Banking on your wrist? At the start of the year, many industry pundits were sceptical about the potential of wearable tech. After all, do millennials even wear watches?
But once Apple rolls out its Apple Watch next spring, I suspect wearing watches will be cool again. And practical. After all, you’ll be able to discreetly check your bank account balance to see if you have enough cash to cover the tab for dinner — with a quick glance at your wrist.
That’s now a reality with Scotiabank’s new Quick Balance app, the country’s first wearable banking technology. The app, available on the Samsung Gear 2 and Gear S, allows you to check your balance by swiping the screen on your wrist.
The velocity of the shift from online to mobile has been “spectacular,” Jeff Marshall, vice-president of the self-service customer experience with Scotiabank, told expertIP. “It’s a true hockey stick in terms of that growth. … We want to stay ahead of that.”
That means jumping on the wearable tech bandwagon. But that implies wearable tech is a fad or trend. More likely, it’s the next evolution of mobile computing.
And for Scotiabank, developing Quick Balance is an attempt to stay ahead of the curve with a self-service banking solution that consumers don’t even know they want — yet.
While Marshall says the use cases for wearable banking technology are limited right now — and there’s a “novelty factor” to the technology — it’s really about where it could go.

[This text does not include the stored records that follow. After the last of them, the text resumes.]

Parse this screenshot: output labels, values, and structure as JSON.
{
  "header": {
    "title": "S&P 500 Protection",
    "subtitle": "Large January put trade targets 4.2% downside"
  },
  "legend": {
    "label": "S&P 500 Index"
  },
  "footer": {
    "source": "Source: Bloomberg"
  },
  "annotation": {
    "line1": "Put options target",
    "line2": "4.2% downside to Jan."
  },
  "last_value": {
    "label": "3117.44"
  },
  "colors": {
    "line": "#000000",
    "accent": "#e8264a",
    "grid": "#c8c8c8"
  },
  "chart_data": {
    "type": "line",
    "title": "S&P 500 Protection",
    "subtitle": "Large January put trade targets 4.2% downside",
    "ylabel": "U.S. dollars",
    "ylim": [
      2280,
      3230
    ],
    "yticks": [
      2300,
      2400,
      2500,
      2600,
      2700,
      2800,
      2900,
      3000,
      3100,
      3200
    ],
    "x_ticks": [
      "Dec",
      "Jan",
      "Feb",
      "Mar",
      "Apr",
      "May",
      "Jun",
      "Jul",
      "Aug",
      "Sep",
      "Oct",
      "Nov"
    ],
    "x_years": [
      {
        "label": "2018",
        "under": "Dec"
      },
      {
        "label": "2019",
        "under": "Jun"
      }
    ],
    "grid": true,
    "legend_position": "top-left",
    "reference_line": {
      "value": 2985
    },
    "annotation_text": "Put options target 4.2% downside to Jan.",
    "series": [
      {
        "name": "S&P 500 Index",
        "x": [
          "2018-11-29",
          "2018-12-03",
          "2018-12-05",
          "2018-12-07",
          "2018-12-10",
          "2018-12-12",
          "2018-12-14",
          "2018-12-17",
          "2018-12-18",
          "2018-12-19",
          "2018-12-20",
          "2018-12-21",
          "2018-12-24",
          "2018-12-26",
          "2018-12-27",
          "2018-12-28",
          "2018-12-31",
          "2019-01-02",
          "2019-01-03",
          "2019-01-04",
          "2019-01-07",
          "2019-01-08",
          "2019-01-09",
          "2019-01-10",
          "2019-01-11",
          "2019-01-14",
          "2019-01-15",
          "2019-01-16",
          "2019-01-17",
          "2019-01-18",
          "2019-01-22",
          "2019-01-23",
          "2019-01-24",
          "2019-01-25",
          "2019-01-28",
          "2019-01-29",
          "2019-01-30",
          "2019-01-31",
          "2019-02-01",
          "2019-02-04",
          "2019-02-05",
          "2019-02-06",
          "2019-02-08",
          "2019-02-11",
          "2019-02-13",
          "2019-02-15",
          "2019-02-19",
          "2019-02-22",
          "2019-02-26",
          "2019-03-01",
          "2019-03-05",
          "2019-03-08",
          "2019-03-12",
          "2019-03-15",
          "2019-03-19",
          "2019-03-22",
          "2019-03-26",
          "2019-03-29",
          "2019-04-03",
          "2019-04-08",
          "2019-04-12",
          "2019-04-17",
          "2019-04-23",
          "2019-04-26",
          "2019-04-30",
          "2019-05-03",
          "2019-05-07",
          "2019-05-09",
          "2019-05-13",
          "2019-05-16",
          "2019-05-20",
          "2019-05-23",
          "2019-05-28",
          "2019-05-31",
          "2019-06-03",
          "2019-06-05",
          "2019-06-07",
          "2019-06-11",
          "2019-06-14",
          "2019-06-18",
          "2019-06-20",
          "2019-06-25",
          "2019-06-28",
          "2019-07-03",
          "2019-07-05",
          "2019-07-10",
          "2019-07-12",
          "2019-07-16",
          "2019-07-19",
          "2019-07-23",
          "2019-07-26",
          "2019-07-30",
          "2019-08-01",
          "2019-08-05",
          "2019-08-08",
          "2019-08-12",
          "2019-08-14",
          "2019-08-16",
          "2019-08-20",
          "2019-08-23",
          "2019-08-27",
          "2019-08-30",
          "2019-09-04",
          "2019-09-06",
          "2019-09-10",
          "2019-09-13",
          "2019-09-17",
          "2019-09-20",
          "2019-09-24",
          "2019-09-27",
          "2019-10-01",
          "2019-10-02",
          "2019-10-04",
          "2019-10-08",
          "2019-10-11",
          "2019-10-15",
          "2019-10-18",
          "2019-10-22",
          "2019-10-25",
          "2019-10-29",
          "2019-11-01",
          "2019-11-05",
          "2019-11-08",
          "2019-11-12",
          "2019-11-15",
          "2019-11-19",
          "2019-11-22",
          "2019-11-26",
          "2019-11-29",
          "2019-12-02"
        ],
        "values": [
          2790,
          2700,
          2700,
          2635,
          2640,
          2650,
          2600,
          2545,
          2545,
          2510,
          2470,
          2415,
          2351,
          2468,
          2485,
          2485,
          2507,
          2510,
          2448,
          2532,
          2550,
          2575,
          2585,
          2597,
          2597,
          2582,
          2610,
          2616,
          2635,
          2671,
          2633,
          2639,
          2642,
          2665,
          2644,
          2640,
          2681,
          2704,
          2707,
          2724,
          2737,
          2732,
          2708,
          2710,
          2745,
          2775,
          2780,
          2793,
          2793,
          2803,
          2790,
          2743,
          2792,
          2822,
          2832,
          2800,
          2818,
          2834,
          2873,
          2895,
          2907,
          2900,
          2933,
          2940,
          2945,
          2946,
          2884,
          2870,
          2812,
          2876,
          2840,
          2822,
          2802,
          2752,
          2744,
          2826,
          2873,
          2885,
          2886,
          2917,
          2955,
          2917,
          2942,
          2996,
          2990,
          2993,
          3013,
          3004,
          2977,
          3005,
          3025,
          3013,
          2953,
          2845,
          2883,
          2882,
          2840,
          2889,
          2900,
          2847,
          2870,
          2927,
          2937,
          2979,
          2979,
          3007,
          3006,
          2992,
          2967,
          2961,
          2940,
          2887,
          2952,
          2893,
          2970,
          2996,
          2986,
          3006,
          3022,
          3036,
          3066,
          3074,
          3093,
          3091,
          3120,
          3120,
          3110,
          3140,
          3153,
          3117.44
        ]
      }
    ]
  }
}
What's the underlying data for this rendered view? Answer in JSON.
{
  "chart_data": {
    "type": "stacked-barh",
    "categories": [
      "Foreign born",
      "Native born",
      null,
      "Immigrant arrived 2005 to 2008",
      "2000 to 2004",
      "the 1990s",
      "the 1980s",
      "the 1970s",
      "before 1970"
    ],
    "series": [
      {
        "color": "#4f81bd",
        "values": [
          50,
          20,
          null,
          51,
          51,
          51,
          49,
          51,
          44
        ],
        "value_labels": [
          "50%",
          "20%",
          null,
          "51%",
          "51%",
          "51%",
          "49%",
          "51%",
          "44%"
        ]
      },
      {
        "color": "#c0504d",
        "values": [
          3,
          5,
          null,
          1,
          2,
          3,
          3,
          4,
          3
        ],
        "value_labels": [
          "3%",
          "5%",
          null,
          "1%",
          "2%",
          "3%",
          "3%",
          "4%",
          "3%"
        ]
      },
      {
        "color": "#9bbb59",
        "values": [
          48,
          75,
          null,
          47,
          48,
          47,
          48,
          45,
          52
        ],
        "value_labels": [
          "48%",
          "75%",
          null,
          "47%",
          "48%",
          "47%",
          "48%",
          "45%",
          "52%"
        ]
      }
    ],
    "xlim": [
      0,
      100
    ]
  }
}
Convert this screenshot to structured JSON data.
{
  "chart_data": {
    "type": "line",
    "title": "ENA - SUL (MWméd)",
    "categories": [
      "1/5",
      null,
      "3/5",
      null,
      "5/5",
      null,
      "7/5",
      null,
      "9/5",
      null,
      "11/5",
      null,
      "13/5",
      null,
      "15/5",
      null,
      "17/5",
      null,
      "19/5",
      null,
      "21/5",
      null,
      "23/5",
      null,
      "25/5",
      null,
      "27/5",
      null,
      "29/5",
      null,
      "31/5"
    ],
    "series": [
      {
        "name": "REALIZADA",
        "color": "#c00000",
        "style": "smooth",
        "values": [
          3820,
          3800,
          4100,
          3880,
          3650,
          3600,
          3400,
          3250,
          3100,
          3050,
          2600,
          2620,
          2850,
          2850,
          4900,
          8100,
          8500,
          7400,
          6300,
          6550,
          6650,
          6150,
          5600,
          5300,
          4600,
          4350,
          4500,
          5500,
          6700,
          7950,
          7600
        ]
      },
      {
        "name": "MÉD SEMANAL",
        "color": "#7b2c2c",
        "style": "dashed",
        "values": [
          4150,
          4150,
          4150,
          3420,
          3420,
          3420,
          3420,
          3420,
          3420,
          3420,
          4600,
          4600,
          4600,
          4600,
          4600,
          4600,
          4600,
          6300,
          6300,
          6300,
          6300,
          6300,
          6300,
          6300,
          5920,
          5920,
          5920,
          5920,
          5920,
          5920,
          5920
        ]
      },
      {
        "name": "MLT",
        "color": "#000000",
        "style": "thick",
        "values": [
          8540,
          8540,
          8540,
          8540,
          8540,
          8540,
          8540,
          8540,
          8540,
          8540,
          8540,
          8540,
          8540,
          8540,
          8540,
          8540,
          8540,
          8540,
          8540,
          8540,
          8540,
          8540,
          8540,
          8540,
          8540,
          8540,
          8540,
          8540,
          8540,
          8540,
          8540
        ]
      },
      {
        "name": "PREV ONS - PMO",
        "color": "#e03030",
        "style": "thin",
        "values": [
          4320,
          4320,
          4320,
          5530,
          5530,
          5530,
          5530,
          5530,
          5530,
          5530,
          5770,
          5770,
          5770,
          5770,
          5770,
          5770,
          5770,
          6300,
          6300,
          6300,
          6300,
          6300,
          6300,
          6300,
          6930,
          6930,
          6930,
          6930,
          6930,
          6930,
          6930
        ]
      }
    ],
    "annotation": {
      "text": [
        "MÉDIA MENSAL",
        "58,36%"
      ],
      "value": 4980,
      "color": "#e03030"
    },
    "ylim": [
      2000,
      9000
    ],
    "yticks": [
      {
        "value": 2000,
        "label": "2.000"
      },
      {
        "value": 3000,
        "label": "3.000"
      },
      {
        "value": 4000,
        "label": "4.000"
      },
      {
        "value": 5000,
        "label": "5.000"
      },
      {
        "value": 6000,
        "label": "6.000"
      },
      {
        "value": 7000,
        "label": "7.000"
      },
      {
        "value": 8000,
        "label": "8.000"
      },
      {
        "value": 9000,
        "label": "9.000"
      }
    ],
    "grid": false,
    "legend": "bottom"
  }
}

Eventually, smart watches won’t have to be tethered to a smartphone and they’ll be capable of gathering a continuous flow of live data.
Wearable tech is in its infancy, but research firms expect it will grow rapidly. “I would argue 2015 is going to be a big tipping point, triggered by Apple coming out with Apple Watch in the spring of 2015,” said tech analyst and TV host Amber MacArthur, better known as Amber Mac. “For years now we’ve been talking about mobile wallets and … there’s a good chance that mobile wallet will be on your wrist.”
Indeed, the killer app for smart watches and wearable banking technology could be mobile payments. Imagine checking your balance, paying for your coffee and collecting loyalty points with the swipe of your wrist instead of your phone.
Mac suspects other banks will follow in Scotiabank’s footsteps because wearable tech is likely the next big thing in mobile banking. “Everybody is talking about this omni-channel approach, where (consumers) have a similar experience across different platforms,” she said. The goal is to make this more seamless, whether they’re talking to a teller or swiping their watch (right now, Scotiabank’s Quick Balance is a standalone app).
“As wearables become more widely used and adopted we’ll continue to expand out to a lot more devices,” said Marshall. “It piggybacks off our mobile infrastructure, so because of that it was a fairly reasonable build.”
If you’re building out your infrastructure to support an omni-channel approach, you’d be remiss not to consider wearable technology. Sure, it might be seen as a bit of a novelty right now, but it’s a smart move (pun intended) for the future.
“It’s not just about having a smart watch,” said Mac, “but what you’ll be able to do with it.”